La ANC, en perspectiva

Siempre he creído que la ANC es, fundamentalmente, una organización experta en grandes movilizaciones. Lo ha demostrado muchas veces. Y, de hecho, éste es su origen: las listas de correo electrónico de quienes hicieron posible las consultas populares que arrancaron en 2009 en Arenys de Munt. Ésta fue la base sobre la que se construyó la organización. Claro que hubo unas cabezas pensantes y actuantes –Strubell, Pugès, Sellarès…– que la impulsaron a partir de una discreta organización, el MxI, pero no fueron las ideas las que generaron la adhesión, sino una expectativa popular previa, inteligente y oportunamente intuida y conducida.

En cambio, creo que la ANC no es una organización apta para definir programas políticos consistentes, hojas de ruta plausibles o hacer política –o antipolítica– representativa. No porque no sean capaces quienes la gobiernan, sino porque no tiene la estructura adecuada para ello. Su organización asamblearia, bien distribuida territorialmente y constituida por un conjunto de admirables activistas tenaces, ha sido ideal para hacer posibles las movilizaciones más espléndidas de este siglo en Europa. Pero es una mala estructura para debatir y acordar ideas, y no digamos estrategias políticas. Una incapacidad que también se ha demostrado desde su nacimiento, y no sólo ahora. Y me refiero, entre otras, a ese discutible “President, ponga las urnas”, o a cómo imprudentemente contribuyó a precipitar un referéndum antes de tiempo.

Sin embargo, el problema de la ANC actual es que ya no cuenta con el clima de euforia que pudo liderar hasta el Primero de Octubre de 2017. Y aunque sigue sorprendiendo a la hora de convocar al independentismo –o, al menos, a mí me sorprende–, es también una evidencia que cada vez le es más difícil, que los participantes van menguando y que la percepción de éxito se consigue porque las expectativas iniciales suelen ser mucho menores que el resultado.
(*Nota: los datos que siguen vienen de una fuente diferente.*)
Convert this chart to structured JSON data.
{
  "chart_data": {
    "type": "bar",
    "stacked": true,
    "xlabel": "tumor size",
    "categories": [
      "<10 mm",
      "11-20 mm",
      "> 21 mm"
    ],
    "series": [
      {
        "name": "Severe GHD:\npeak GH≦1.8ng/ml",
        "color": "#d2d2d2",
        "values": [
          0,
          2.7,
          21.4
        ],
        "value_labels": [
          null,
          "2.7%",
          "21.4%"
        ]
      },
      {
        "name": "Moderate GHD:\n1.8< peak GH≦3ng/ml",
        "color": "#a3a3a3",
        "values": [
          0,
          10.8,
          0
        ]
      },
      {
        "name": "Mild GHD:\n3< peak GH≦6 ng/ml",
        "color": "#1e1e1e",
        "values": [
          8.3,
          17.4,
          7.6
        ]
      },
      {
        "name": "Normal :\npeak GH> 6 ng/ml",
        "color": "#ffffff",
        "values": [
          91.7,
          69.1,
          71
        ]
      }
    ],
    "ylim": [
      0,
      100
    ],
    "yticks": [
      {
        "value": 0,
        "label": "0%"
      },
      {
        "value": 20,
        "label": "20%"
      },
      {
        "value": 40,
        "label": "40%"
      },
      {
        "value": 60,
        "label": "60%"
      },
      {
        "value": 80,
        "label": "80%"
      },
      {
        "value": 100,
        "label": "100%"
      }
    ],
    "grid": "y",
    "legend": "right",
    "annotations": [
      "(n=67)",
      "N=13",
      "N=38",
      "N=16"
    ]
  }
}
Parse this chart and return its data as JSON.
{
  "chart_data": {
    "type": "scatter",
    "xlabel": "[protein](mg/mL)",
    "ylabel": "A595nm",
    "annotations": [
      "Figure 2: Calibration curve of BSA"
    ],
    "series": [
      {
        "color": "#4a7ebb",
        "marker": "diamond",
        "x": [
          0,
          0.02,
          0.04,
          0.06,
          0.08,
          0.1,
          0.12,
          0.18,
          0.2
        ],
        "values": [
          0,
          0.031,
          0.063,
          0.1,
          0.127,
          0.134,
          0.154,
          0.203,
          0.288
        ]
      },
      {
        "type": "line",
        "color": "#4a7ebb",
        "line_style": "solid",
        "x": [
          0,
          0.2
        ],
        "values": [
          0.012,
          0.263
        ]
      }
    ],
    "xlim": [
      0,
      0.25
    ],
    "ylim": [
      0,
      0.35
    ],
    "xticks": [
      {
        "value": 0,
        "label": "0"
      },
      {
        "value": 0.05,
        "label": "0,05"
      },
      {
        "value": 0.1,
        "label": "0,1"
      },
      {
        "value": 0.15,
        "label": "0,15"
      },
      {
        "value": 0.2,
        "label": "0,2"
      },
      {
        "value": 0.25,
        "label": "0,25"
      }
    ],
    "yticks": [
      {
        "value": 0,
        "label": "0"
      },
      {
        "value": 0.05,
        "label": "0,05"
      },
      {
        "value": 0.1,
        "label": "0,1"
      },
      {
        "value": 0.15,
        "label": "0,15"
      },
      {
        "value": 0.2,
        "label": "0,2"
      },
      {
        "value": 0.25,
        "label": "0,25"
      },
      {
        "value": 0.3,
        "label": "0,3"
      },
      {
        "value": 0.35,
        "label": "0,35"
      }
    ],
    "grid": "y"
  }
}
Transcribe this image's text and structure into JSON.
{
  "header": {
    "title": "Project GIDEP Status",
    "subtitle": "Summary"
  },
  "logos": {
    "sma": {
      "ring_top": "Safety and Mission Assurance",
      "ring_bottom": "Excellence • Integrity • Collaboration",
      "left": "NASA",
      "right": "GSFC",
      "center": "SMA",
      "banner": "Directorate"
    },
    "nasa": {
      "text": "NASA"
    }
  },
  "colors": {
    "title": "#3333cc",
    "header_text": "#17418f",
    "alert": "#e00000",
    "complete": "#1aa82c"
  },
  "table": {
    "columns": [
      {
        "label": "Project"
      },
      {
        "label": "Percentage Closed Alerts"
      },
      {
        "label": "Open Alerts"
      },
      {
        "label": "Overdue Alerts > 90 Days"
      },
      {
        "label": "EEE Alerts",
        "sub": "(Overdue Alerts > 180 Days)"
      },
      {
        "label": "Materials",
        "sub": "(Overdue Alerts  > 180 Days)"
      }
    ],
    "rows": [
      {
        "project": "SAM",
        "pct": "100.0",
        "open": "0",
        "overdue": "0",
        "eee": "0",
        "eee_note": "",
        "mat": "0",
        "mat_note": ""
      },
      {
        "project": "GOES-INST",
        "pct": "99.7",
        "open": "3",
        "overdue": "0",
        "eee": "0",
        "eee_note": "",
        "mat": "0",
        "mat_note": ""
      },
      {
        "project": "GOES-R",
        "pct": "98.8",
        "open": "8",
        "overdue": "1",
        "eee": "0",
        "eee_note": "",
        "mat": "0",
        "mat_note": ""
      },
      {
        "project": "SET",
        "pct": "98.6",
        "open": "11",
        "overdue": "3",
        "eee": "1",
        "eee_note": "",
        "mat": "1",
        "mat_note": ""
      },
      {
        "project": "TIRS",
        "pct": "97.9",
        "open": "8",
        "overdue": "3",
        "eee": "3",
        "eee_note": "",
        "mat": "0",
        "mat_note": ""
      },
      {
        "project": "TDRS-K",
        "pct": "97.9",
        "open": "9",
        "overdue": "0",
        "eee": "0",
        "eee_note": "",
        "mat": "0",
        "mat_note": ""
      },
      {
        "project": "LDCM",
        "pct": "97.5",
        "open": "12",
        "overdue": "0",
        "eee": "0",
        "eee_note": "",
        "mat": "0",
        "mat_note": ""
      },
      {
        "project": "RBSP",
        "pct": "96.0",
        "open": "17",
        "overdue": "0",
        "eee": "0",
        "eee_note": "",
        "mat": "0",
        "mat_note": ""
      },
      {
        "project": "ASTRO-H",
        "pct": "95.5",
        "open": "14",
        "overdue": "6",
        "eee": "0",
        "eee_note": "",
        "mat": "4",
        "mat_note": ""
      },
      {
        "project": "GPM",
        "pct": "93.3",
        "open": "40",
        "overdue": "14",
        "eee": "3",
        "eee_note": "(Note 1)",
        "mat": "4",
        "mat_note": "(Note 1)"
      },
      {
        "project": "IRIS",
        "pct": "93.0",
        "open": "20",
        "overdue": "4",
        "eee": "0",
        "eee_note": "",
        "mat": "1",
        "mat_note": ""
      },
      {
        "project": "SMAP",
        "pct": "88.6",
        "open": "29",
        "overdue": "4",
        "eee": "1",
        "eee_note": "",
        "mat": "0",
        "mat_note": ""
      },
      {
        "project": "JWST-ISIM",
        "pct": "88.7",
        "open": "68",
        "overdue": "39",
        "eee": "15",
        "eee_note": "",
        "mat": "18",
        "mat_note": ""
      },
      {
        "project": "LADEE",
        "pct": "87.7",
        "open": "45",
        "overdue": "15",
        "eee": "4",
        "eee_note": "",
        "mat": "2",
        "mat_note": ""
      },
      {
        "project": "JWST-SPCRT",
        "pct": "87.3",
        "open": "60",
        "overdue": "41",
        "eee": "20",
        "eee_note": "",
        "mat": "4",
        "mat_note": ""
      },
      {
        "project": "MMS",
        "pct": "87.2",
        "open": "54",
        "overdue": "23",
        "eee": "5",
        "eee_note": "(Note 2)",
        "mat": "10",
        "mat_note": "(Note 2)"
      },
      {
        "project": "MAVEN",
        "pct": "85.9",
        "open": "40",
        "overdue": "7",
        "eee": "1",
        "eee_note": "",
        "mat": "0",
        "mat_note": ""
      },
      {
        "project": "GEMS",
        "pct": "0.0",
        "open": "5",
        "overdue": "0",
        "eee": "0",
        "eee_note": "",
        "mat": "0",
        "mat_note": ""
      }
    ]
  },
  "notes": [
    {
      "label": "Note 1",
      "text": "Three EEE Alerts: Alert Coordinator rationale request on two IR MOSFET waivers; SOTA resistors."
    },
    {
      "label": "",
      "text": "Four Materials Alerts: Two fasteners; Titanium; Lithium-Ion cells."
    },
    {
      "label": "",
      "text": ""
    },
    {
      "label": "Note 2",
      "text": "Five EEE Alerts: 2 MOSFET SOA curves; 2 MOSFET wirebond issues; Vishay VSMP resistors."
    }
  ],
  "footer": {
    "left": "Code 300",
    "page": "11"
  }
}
En consecuencia, dado que ahora ya no tiene la capacidad de presión política que había tenido hasta 2017, se ve tentada a bajar a la arena partidista, bien sea encarándose a los actuales partidos independentistas, bien sea con su proyecto-amenaza de presentar una «lista cívica».

Ahora bien, y al margen de los buenos o malos argumentos, con independencia de si el actual estilo desafiante es útil, tal y como he dicho antes, creo que la ANC no tiene la estructura adecuada para realizar este viraje hacia la política institucional. Por un lado, porque las organizaciones asamblearias son demasiado horizontales para tomar decisiones consistentes y eficaces. Los miembros que forman parte de ella no están –no estamos– por la adhesión a un programa previo o a unos nombres que, cuando se precisen, inevitablemente provocarán desacuerdos y abandonos. Por otro lado, la ANC tampoco debe olvidar que la fortaleza del independentismo estriba en haber ido de abajo arriba, pero que ella no es ese “abajo”, sino que ya es consecuencia del mismo. Y, por tanto, que en la medida en que suba hacia arriba, perderá la conexión con sus propios orígenes.

Pero, sobre todo, creo que a la ANC le puede pasar lo mismo que a todas las organizaciones que han tenido que desarrollar su activismo en un duro marco represivo. Es decir, que puede que la ANC entre en una lógica de escisiones internas continuadas y muy dolorosas, y que la unidad que predica no se la sepa aplicar. La historia se ha repetido en muchas organizaciones antifranquistas, muy particularmente en el caso del PSAN de finales de los 60, y también en la CUP. Y, sobre todo, entre aquellos mismos organizadores de las consultas, precedente de la ANC, que terminaron a sangre y fuego. Lo digo porque, más allá de las razones que puedan explicar la toma de según qué decisiones, es muy conveniente prever sus posibles consecuencias no deseadas. Tales como llevar a la ANC al precipicio.